We may be unnecessarily invoking Occam’s razor in our use of data for enforcing laws or preventing crimes. In my last post, I introduce a couple recent news examples of where innocent people were unnecessarily subjected to search or arrest. In these cases, there is an excessively simple model involving a single factor that suggests a purchase of a certain quantity and type of product from a garden supply store can indicated reasonable cause for suspicion of cultivating marijuana plants. There is a suggestion that modern law enforcement is gaining increasing confidence in their data models to allow them to more aggressively prosecute based on limited information. I do not know what explains this confidence, but I can imagine that multiple factors can suggest such activities with high confidence and that confidence is not reduced too much when reducing the factors to just one or two factors. In other words, it appears like an application of Occam’s razor in the sense of removing factors from an earlier multiple-factor explanation with strong predictive power. The reduction in factors retains enough residual predictive power to provide confidence for more aggressive action.

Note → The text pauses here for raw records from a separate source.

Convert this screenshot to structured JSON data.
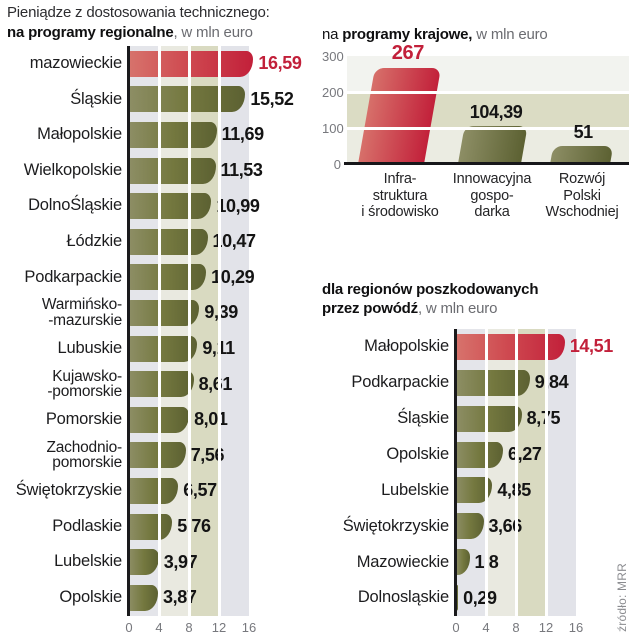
{
  "header": {
    "title": "Pieniądze z dostosowania technicznego:"
  },
  "footer": {
    "source": "źródło: MRR"
  },
  "colors": {
    "highlight_text": "#c2203a",
    "value_text": "#141414",
    "tick_text": "#77787d",
    "muted_text": "#6b6c71",
    "axis_line": "#1a1a1c",
    "bar_red_gradient": [
      "#d7736c",
      "#c2203a"
    ],
    "bar_olive_gradient": [
      "#8d8e65",
      "#5c6132"
    ],
    "h_band_columns": [
      "#e4e5ea",
      "#e9e9e0",
      "#d9dac1",
      "#e2e3e9"
    ],
    "v_band_rows": [
      "#f2f3ef",
      "#dbdcc4",
      "#ebece2"
    ]
  },
  "chart_data": [
    {
      "id": "regional",
      "type": "bar",
      "orientation": "horizontal",
      "title_lines": [
        {
          "prefix": "",
          "bold": "na programy regionalne",
          "rest": ", w mln euro"
        }
      ],
      "unit": "mln euro",
      "categories": [
        "mazowieckie",
        "Śląskie",
        "Małopolskie",
        "Wielkopolskie",
        "DolnoŚląskie",
        "Łódzkie",
        "Podkarpackie",
        "Warmińsko-\n-mazurskie",
        "Lubuskie",
        "Kujawsko-\n-pomorskie",
        "Pomorskie",
        "Zachodnio-\npomorskie",
        "Świętokrzyskie",
        "Podlaskie",
        "Lubelskie",
        "Opolskie"
      ],
      "values": [
        16.59,
        15.52,
        11.69,
        11.53,
        10.99,
        10.47,
        10.29,
        9.39,
        9.11,
        8.61,
        8.01,
        7.56,
        6.57,
        5.76,
        3.97,
        3.87
      ],
      "value_labels": [
        "16,59",
        "15,52",
        "11,69",
        "11,53",
        "10,99",
        "10,47",
        "10,29",
        "9,39",
        "9,11",
        "8,61",
        "8,01",
        "7,56",
        "6,57",
        "5,76",
        "3,97",
        "3,87"
      ],
      "highlight_index": 0,
      "x_ticks": [
        "0",
        "4",
        "8",
        "12",
        "16"
      ],
      "xlim": [
        0,
        16
      ],
      "grid": true,
      "legend": "none"
    },
    {
      "id": "national",
      "type": "bar",
      "orientation": "vertical",
      "title_lines": [
        {
          "prefix": "na ",
          "bold": "programy krajowe,",
          "rest": " w mln euro"
        }
      ],
      "unit": "mln euro",
      "categories": [
        "Infra-\nstruktura\ni środowisko",
        "Innowacyjna\ngospo-\ndarka",
        "Rozwój\nPolski\nWschodniej"
      ],
      "values": [
        267,
        104.39,
        51
      ],
      "value_labels": [
        "267",
        "104,39",
        "51"
      ],
      "highlight_index": 0,
      "y_ticks": [
        "300",
        "200",
        "100",
        "0"
      ],
      "ylim": [
        0,
        300
      ],
      "grid": true,
      "legend": "none"
    },
    {
      "id": "flood",
      "type": "bar",
      "orientation": "horizontal",
      "title_lines": [
        {
          "prefix": "",
          "bold": "dla regionów poszkodowanych",
          "rest": ""
        },
        {
          "prefix": "",
          "bold": "przez powódź",
          "rest": ", w mln euro"
        }
      ],
      "unit": "mln euro",
      "categories": [
        "Małopolskie",
        "Podkarpackie",
        "Śląskie",
        "Opolskie",
        "Lubelskie",
        "Świętokrzyskie",
        "Mazowieckie",
        "Dolnosląskie"
      ],
      "values": [
        14.51,
        9.84,
        8.75,
        6.27,
        4.85,
        3.66,
        1.8,
        0.29
      ],
      "value_labels": [
        "14,51",
        "9,84",
        "8,75",
        "6,27",
        "4,85",
        "3,66",
        "1,8",
        "0,29"
      ],
      "highlight_index": 0,
      "x_ticks": [
        "0",
        "4",
        "8",
        "12",
        "16"
      ],
      "xlim": [
        0,
        16
      ],
      "grid": true,
      "legend": "none"
    }
  ]
}
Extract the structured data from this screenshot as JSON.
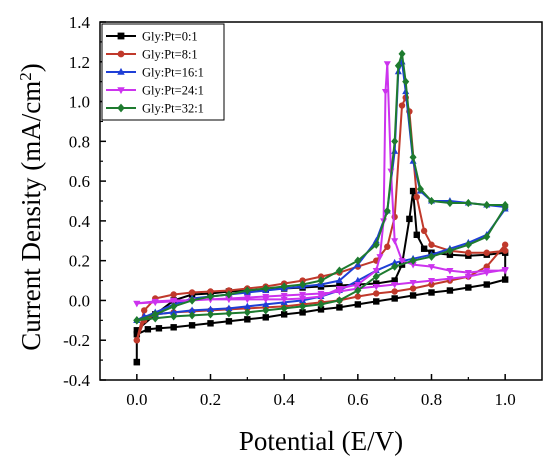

In the above examples, I do not think that Occam’s razor was explicitly invoked. More likely, we are using practices we inherited from earlier generations who based their practices in part on the principles of keeping things easy to understand with more limited information technologies. Today we still strive for explanations we can discuss verbally in short articles, lectures, or videos. We are denying ourselves the full benefit of our information technologies by requiring our explanations to be translated into human language.
The modern technologies allow for simple and widespread access to very rich data. What we lack is a culture to communicate ideas through these technologies. As I described in this post, we need to build a new culture that appreciates the new medium of big data stores and that has the skills to query that data to explore the multidimensional depth of the data. Culturally we are holding ourselves back by demanding unnecessarily simple explanations based on tradition that was developed at a time that needed simpler explanations.